New allegations surfaced against journalist Ranjeni Munusamy at the state capture inquiry in Johannesburg on Monday, with a former crime intelligence officer testifying how he facilitated repairs to her car.
He had the tyres replaced, serviced the car and fixed a faulty radio.
This is according to former Crime Intelligence officer Colonel Dhanajaya Naidoo who said he met Munusamy “about two or three times” in 2008 to facilitate repairs to her car.
Naidoo, who is currently in witness protection, told the commission he was acting on former Crime Intelligence boss Mulangi Mphego’s instructions.
He was testifying about his knowledge of journalists who were working closely with Crime Intelligence at the time. He did not name other journalists in his testimony Monday morning.
“The third instance I know of, is a female journalist Ranjeni Munusamy. In this instance, I have more detail because I was personally involved.
“During 2008, I was called by Mphego to his office. He said he has this contact, her name is Jenny, and she is having problems with her vehicle and I must make contact with her and see how we can help her. I went to (Solomon Lazarus’s) office and explained what was required of me,” he said.
“I can’t recall if Lazarus explained to me who this person was but I can confirm it was indeed Munusamy who I met.
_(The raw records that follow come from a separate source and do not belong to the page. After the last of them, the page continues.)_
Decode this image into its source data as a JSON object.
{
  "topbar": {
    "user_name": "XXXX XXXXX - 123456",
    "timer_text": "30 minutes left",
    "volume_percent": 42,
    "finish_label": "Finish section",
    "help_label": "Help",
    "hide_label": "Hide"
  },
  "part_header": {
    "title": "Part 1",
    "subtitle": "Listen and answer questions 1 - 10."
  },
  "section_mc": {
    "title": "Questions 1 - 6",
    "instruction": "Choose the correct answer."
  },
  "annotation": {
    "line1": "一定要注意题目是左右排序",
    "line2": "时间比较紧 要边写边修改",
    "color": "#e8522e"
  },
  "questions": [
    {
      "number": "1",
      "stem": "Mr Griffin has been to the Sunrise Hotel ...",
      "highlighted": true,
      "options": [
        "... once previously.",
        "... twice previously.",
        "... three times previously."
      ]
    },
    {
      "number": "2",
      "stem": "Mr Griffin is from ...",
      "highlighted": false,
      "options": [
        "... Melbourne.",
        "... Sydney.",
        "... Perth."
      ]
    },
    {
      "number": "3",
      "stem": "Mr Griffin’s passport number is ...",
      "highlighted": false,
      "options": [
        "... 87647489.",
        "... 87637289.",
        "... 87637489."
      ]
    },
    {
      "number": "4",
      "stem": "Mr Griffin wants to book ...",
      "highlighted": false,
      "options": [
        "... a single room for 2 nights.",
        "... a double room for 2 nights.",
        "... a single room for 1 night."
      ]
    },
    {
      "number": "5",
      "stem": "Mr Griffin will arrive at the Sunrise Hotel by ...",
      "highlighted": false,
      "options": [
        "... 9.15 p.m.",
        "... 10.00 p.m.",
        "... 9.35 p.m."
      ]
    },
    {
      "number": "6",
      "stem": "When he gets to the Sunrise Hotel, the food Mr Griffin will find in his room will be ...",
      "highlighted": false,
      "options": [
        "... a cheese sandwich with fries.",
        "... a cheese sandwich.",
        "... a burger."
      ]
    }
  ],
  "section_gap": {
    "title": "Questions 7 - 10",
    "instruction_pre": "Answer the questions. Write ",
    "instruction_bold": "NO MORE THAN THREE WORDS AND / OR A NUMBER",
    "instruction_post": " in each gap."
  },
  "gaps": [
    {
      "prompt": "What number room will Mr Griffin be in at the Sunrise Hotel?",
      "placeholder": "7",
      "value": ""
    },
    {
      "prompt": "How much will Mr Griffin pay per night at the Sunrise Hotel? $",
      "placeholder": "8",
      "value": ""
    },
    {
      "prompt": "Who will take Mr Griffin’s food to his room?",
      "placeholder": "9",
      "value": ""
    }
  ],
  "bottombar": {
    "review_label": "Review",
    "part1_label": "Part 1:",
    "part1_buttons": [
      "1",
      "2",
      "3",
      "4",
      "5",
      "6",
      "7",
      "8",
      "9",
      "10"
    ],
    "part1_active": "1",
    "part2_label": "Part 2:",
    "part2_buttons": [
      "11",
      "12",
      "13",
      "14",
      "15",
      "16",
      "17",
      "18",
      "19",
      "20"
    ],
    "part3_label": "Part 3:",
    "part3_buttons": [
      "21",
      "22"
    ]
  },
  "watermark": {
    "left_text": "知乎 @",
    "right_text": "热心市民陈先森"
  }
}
I met her on two or three occasions. Lazarus told me I should take the vehicle to New World Motors. It is a service provider to Company X [a company used as a front for Crime Intelligence].”
He said he met Munusamy at an Engen garage not far from her house.
“She handed over the keys and I took the car to New World Motors. The tyres on that specific vehicle was replaced, it was serviced, the radio was faulty, and one of the seats on the car needed some attention,” he said.
His testimony will continue after the tea break.
Two weeks ago, the Zondo commission heard testimony by Hawks officer Col Kobus Roelofse, who claimed Munusamy’s car had been paid off with money from a secret Crime Intelligence slush fund in 2008.
Munusamy has denied the allegations.
Tiso Blackstar Group, which owns the Sunday Times, has placed her on special leave to allow her time to deal with the allegations.
The company said in a statement that Munusamy had not been engaged by any of its titles or companies during the period covered by these allegations. She only joined Tiso Blackstar in 2017, from the Daily Maverick.
“The company was unaware of any investigation involving Munusamy. At the time she was engaged as an independent contractor.”
Tiso Blackstar said it had also launched an internal investigation.
“Tiso Blackstar Group notes the extremely serious allegations against journalist Ranjeni Munusamy disclosed by two witnesses before the Zondo commission of inquiry,” the statement said.
“We adhere to the doctrine of presumption of innocence until proven guilty and the principles of natural justice that include hearing both sides of the story. However, we have granted her special leave considering the gravity of these allegations.
“The company will make a final decision on this matter following the conclusion of its own internal investigations, taking into consideration the company’s interests, its policies and Munusamy’s rights.”
Two weeks ago, Munumsay denied Roelofse’s allegations that R143,621.78 was used from a slush fund to pay off her car.
“I deny the allegations made against me… They are baseless. I am working with my lawyers to draft a response to the allegations for the commission, with whom I am cooperating fully,” Munusamy, the group’s associate editor, said in a statement.